During and after World War I, artists experimented with new forms of expression that broke with established norms. In visual art, Marcel Duchamp introduced the concept of the “readymade” to the art world when he signed an industrially produced porcelain urinal and submitted it to an exhibition in New York City in 1917. The new sensibility was expressed in music in the work of composer Igor Stravinsky — whose startlingly discordant score for the ballet Le Sacre du Printemps (The Rite of Spring), choreographed by Vaslav Nijinsky, had caused an uproar upon its debut in Paris in 1913 — and, decades later, in the work of John Cage, whose 1952 piece 4’33” was simply four and a half minutes of silence, with the ambient noise in the performance space providing the content of the composition.
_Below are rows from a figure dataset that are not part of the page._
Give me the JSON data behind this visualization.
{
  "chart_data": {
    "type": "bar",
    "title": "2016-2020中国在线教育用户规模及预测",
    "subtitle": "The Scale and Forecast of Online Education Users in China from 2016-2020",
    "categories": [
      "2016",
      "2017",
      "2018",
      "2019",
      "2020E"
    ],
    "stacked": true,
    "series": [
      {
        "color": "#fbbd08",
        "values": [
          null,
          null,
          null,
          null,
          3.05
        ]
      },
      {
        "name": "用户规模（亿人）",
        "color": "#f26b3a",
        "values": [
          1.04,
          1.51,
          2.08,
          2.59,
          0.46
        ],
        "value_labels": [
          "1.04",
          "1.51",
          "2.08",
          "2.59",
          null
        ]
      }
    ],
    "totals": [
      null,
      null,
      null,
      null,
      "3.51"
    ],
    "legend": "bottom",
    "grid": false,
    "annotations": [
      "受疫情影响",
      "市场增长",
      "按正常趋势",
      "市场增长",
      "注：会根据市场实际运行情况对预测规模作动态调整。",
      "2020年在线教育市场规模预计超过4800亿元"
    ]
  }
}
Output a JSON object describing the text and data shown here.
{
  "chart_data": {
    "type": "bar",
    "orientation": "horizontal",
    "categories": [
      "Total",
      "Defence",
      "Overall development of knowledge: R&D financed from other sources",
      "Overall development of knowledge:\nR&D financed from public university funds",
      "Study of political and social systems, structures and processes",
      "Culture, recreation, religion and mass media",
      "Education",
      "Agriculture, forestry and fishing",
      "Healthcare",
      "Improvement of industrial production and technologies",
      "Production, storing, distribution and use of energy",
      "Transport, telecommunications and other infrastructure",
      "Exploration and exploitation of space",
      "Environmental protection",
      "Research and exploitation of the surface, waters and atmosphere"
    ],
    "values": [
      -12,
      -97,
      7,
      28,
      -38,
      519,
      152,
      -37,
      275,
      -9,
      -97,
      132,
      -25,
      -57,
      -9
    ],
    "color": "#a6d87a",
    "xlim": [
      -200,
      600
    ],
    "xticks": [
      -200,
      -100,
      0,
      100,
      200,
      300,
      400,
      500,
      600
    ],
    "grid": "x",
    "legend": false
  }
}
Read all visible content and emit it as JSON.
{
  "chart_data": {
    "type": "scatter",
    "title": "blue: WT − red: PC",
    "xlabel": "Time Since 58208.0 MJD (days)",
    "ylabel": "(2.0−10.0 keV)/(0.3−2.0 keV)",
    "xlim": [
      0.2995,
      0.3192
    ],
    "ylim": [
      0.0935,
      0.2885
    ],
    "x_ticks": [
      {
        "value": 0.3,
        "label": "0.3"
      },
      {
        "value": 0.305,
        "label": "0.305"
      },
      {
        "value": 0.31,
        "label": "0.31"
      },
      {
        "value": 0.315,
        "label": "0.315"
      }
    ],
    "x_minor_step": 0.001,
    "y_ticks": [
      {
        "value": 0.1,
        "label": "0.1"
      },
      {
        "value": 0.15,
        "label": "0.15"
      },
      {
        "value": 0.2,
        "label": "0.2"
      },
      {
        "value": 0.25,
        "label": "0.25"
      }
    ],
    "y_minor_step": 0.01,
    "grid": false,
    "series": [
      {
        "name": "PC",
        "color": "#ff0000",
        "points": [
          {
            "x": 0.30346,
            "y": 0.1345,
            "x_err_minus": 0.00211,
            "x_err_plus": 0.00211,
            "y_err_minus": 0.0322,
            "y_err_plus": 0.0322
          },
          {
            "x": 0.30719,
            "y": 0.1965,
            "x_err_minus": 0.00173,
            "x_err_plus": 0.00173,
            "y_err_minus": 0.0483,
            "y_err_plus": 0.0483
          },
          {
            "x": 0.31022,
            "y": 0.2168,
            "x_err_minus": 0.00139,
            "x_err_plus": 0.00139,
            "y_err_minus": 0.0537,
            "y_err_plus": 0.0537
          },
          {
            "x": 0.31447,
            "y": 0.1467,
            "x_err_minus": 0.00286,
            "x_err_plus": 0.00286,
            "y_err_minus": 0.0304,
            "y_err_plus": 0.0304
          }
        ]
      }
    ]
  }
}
For Hough, artists like Duchamp, Nijinsky, and Cage were outsiders whose work underlined the essential “ridiculousness” of life. He defines an outsider as someone who does “things that aren’t necessarily popular, and oftentimes things that are upsetting or don’t make any sense to the average person,” drawing a line from Duchamp to Warhol to John Waters. The Exploding Plastic Inevitable was part of that lineage, he says, and marked the transition from the optimistic, LSD-tinged hippie scene of Haight-Ashbury to a darker era of rock musicians in “black leather jackets on heroin.”

For Saturday’s restaging of the Exploding Plastic Inevitable in Provincetown, Hough is planning to include as many elements of the original production as he can. “We’re going to have the film, we’ll have the music, we’ll have the lighting,” he says. New York-based filmmaker Melissa Kinski will contribute the film and light components.
And the music of the Velvet Underground — Hough’s “favorite band ever” — will be central to the event. “I think that people don’t realize just how ahead of their time they were and also how damn good they were,” he says. Along with Hough’s frequent collaborator Goldberg, the band will include Hough’s brothers Paul and Matt. The four will perform songs from the Velvet Underground’s first three albums, and depending on the vibe of the crowd, says Hough, they’ll also include songs by other “outsiders,” like David Bowie.
Hough has a vision: “I picture a room full of smoke,” he says. “Videos playing on the back wall; strange lighting everywhere; people dressed to the nines all the way down to the nudes.” There will be dancing, he says, and “people banging chains on the floor.”
“It’s not going to be like most concerts, where you turn the lights on, then you turn them off and it’s over,” says Hough. “It should be an immersive experience.”
For Hough, the Exploding Plastic Inevitable was a pioneering event: strange and intoxicating and out of this world. “I’m going to do everything in the world I can do,” he says, “to try to create that experience for people.”
Strange Lighting and the Velvet Underground
The event: Billy Hough’s restaging of Andy Warhol’s 1966 “Exploding Plastic Inevitable”
The time: Saturday, May 10, 8 p.m.
The place: Provincetown Town Hall, 260 Commercial St.